Arwa Hanin Elrayess, la première présidente palestinienne de l’Union d’Oxford. Via YouTube/OxfordUnion

Cette impression n’a fait que se renforcer au fil de la soirée. J’en suis reparti avec le sentiment que les dirigeants étudiants avaient organisé ce débat parce qu’ils voulaient être associés à l’une des plus grandes controverses de l’année.

Ils semblaient apprécier la publicité et l’importance qu’apportait l’organisation d’un événement d’une telle envergure, sans pleinement apprécier les conséquences plus larges de leur décision. Même les étudiants musulmans qui ont défendu l’islam au cours du débat ont partagé la responsabilité de la création de la plateforme.

La décision d’inviter Tommy Robinson n’était pas simplement une question interne à une société en débat. Cela a eu des implications pour des millions de musulmans britanniques et pour le discours public plus large sur l’Islam. Je ne crois tout simplement pas qu’un petit groupe d’étudiants de premier cycle, aussi intelligents ou bien intentionnés soient-ils, aurait dû prendre une décision d’une telle ampleur.

Il s’agissait d’un jugement qui exigeait de la maturité, de l’expérience et une appréciation plus profonde des responsabilités qui accompagnent le fait de conférer une légitimité à des personnalités publiques controversées. À mon avis, les dirigeants étudiants de l’Oxford Union ont pris la publicité pour des principes et, ce faisant, ont offert à Tommy Robinson exactement la plateforme grand public qu’il recherchait.

Qui a vraiment gagné ?

Le débat était-il totalement sans valeur ? Certains locuteurs musulmans ont apporté des contributions réfléchies et convaincantes, et il est également possible que certains téléspectateurs peu familiers avec l’Islam aient été encouragés à regarder au-delà des gros titres et à faire des recherches sur la religion par eux-mêmes. Si tel est le cas, ce serait un résultat positif.

Mais tout avantage de ce type doit être mis en balance avec le coût de l’octroi d’une légitimité dominante à des personnalités dont la carrière publique a été construite en présentant les musulmans comme un problème à résoudre plutôt que comme des concitoyens à comprendre.

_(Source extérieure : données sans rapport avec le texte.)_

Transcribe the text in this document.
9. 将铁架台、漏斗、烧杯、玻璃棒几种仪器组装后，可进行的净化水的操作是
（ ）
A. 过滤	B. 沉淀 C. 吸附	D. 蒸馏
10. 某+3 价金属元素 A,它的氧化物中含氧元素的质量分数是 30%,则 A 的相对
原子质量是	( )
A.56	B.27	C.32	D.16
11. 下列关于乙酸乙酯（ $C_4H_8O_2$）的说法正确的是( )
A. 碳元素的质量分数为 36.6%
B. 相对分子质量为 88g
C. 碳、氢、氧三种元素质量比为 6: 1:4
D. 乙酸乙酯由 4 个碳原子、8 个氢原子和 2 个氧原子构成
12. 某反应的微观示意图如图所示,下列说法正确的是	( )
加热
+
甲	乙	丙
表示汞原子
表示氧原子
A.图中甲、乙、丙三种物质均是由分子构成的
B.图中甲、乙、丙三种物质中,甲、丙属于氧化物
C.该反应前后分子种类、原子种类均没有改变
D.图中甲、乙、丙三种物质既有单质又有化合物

En fin de compte, je ne crois pas que l’Union d’Oxford ait fait progresser la compréhension publique de l’Islam. Je crois que cela a donné à Tommy Robinson exactement ce qu’il souhaitait : une autre occasion de se présenter comme un participant légitime à la vie publique dominante. Pour moi, c’est l’héritage durable de ce débat.

Et même si les partisans de la motion ont finalement perdu le débat au sein de la Chambre, ils ont sans doute gagné la bataille qui comptait le plus. Si la mesure du succès est l’influence et la visibilité plutôt que le résultat d’un vote, alors Tommy Robinson est apparu comme le plus grand bénéficiaire de la soirée.

Dans les jours qui ont suivi le débat, son discours a attiré de loin la plus grande audience sur la chaîne YouTube de l’Oxford Union, dépassant de loin l’attention accordée aux autres orateurs. C’était tout à fait prévisible.

Quoi qu’il se soit passé dans la salle des débats, le débat lui a fourni une tribune prestigieuse et a considérablement amplifié son message. Je suis convaincu que lui et ses partisans considéreront cela comme une victoire. En ce sens, l’Oxford Union lui a donné exactement ce qu’il souhaitait : pas nécessairement un triomphe controversé, mais une plus grande légitimité et un public plus large.